Blue states will be hit hardest by GOP tax plan’s limits on deductions

By Carolyn Y. Johnson, Reuben Fischer-Baum and Aaron Williams, Washington Post


The GOP tax plan’s changes to deductions would hit people in blue states the hardest, with limits on popular tax deductions that would have the biggest effects in states with high property taxes and expensive homes.

The tax plan doubles the standard deduction to $24,000 for a married couple, meaning most people wouldn’t itemize their mortgage interest or property taxes anymore. But for those who do, the popular home mortgage interest deduction would be capped for home purchases made after Nov. 2, 2017 — at $500,000 of the loan amount. The deduction of state and local property taxes would be capped at $10,000.

“If you live in New York City, where you pay high taxes and where the cost of housing is pretty high, this is a double whammy,” said Howard Gleckman, a senior fellow at the Urban-Brookings Tax Policy Center.

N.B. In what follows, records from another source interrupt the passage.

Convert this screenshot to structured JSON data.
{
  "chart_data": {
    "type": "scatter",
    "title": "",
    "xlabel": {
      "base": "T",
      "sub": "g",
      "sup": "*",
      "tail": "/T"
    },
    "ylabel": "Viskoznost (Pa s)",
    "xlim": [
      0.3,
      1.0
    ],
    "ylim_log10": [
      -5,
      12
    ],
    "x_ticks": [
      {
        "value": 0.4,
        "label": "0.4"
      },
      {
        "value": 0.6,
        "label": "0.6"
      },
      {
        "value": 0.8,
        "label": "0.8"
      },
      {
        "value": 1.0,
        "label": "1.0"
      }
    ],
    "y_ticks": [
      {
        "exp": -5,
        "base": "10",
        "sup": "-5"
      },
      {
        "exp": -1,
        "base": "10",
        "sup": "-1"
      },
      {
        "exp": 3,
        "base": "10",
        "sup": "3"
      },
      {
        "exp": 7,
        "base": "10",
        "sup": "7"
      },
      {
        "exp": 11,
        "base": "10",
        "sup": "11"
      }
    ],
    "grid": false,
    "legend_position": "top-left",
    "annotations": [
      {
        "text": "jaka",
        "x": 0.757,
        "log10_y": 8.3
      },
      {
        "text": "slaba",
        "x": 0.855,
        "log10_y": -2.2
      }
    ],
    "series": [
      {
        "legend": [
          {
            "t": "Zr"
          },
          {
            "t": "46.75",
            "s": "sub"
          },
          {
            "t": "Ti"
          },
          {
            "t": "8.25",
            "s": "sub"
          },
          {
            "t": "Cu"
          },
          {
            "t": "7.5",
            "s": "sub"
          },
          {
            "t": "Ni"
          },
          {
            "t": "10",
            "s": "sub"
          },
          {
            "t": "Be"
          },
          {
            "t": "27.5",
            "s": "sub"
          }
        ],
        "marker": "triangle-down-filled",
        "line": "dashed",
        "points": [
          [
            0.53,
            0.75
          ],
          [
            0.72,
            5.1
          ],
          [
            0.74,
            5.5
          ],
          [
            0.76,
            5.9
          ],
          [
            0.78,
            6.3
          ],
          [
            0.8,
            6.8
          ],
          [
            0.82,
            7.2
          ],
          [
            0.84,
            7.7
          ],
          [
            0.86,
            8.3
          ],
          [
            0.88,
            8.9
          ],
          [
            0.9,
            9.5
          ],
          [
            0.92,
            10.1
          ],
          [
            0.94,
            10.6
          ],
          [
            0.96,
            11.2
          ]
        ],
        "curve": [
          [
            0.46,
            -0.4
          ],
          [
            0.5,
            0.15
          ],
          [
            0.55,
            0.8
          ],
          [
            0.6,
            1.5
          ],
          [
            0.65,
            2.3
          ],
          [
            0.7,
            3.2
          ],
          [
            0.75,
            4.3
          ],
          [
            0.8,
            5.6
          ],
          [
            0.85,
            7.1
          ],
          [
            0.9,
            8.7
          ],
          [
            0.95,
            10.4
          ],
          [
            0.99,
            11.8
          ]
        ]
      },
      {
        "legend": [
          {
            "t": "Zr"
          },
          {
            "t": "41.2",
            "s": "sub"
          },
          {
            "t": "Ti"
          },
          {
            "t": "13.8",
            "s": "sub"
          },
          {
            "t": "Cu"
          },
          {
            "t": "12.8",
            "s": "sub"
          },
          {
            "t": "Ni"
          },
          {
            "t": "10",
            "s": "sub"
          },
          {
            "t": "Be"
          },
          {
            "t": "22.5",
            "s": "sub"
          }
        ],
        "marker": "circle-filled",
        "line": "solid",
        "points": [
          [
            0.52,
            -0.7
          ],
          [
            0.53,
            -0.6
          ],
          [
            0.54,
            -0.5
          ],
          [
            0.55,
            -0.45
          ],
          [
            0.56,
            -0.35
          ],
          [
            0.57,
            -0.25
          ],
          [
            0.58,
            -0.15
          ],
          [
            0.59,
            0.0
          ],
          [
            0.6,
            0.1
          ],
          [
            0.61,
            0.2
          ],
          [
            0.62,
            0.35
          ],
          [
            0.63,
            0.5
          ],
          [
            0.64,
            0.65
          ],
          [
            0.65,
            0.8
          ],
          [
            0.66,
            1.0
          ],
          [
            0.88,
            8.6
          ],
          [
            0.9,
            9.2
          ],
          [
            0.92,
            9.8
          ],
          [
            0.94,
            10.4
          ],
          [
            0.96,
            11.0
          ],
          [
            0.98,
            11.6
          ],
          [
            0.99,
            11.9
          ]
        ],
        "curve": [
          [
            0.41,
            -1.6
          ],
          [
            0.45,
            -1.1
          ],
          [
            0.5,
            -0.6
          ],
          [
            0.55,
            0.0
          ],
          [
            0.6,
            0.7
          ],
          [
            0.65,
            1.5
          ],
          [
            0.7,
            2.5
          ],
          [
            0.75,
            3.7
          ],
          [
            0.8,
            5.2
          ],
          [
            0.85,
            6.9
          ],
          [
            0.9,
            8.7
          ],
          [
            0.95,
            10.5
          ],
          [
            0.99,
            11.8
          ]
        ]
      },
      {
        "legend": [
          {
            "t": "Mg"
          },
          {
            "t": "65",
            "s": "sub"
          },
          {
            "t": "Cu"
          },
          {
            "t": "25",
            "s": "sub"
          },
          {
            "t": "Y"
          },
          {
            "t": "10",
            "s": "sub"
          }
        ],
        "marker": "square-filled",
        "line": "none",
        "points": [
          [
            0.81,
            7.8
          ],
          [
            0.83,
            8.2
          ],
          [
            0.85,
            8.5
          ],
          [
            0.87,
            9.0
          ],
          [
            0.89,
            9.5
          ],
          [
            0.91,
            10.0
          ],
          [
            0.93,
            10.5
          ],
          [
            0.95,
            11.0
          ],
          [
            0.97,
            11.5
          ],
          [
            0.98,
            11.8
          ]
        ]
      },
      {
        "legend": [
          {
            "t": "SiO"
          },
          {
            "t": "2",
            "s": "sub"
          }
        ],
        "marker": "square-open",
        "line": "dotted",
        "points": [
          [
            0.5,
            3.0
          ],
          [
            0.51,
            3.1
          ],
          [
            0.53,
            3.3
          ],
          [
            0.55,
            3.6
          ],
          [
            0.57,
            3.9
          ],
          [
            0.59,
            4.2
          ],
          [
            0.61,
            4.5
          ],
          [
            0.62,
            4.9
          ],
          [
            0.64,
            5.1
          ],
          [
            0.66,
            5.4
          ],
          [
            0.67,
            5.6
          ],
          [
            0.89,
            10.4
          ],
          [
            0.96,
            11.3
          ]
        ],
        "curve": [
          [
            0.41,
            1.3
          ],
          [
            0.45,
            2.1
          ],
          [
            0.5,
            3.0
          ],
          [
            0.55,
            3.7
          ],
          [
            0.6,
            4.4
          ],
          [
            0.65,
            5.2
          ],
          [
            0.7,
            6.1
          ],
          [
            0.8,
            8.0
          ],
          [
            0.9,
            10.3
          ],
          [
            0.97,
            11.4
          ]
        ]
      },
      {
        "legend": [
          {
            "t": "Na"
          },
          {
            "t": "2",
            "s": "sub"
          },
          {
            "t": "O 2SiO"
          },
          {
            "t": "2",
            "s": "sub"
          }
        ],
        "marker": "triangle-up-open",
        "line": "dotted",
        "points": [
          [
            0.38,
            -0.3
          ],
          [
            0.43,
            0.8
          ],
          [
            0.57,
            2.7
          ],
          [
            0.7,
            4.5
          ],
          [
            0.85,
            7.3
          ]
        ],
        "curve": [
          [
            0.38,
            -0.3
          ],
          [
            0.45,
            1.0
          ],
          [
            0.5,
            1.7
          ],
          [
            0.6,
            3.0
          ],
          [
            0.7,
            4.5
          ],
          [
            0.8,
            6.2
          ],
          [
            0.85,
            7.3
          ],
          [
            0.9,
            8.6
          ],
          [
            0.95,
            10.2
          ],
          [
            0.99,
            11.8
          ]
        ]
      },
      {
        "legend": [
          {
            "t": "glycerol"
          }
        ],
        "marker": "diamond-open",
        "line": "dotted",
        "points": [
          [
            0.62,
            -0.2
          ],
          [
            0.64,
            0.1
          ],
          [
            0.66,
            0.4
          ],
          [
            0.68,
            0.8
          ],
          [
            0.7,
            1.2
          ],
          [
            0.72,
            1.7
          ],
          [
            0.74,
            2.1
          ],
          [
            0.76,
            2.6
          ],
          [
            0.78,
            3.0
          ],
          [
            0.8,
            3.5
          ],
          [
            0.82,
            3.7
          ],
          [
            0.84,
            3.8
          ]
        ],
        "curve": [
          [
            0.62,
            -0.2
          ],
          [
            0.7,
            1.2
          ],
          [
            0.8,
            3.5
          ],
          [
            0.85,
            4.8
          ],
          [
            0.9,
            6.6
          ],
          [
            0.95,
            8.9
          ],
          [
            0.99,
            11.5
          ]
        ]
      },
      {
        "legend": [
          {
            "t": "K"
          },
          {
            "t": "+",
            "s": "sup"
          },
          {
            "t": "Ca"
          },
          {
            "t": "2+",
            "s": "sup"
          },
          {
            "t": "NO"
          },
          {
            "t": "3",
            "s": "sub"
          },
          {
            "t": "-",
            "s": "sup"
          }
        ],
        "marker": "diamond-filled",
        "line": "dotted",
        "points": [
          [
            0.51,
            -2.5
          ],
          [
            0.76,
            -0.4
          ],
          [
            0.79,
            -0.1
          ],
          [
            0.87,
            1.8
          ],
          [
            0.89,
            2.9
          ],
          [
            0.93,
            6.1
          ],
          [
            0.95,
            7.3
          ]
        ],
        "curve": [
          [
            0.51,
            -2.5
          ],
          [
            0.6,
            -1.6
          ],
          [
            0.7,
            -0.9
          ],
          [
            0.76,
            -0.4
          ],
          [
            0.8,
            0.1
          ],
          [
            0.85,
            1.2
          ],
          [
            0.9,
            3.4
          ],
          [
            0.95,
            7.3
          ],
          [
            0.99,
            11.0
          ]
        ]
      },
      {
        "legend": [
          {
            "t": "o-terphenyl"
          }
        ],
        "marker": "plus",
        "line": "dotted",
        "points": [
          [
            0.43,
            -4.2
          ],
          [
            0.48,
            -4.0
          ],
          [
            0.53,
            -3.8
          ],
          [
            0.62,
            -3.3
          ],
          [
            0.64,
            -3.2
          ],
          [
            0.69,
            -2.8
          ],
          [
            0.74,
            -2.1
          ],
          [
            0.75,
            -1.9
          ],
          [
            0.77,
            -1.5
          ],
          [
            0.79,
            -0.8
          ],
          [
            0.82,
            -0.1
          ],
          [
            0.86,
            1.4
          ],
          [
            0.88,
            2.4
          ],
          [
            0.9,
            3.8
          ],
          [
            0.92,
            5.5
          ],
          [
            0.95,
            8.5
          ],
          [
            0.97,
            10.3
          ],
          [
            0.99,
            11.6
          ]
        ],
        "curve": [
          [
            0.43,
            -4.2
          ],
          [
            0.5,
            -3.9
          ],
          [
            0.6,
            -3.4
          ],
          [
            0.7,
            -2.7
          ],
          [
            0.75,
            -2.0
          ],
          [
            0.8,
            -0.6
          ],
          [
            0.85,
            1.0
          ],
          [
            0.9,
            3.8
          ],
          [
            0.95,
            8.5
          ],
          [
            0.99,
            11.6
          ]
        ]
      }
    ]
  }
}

There aren’t many people with mortgages over $500,000 in the country — only about 1 million mortgages, or about 5 percent of mortgages between 2012 and 2014, according to an analysis by the United for Homes campaign, which advocates for changes to the mortgage interest deduction.

But those mortgages are most common in solidly blue states. The District of Columbia tops the list, with 27 percent of its mortgages over $500,000, followed by Hawaii, California, New York, Connecticut, Virginia, New Jersey, Maryland, Massachusetts, Washington and Illinois.

An analysis by the conservative Tax Foundation found that capping the mortgage interest deduction would decrease the deficit by $319 billion over a decade.

The deduction for state and local property taxes is also mostly used in blue states, although the loss of the deduction won’t matter to those who were paying the alternative minimum tax, since those people can’t use property-tax deductions.

An analysis by the Tax Foundation showed that 37.4 percent of filers in Connecticut took a property-tax deduction, followed by Maryland, New Jersey, Massachusetts, Virginia and Oregon.

“I think the basic thing to say about this tax bill is, like most tax bills, it is very political,” Gleckman said. “This is just moving stuff around, raising taxes on some people, cutting taxes on some people — it’s all political.”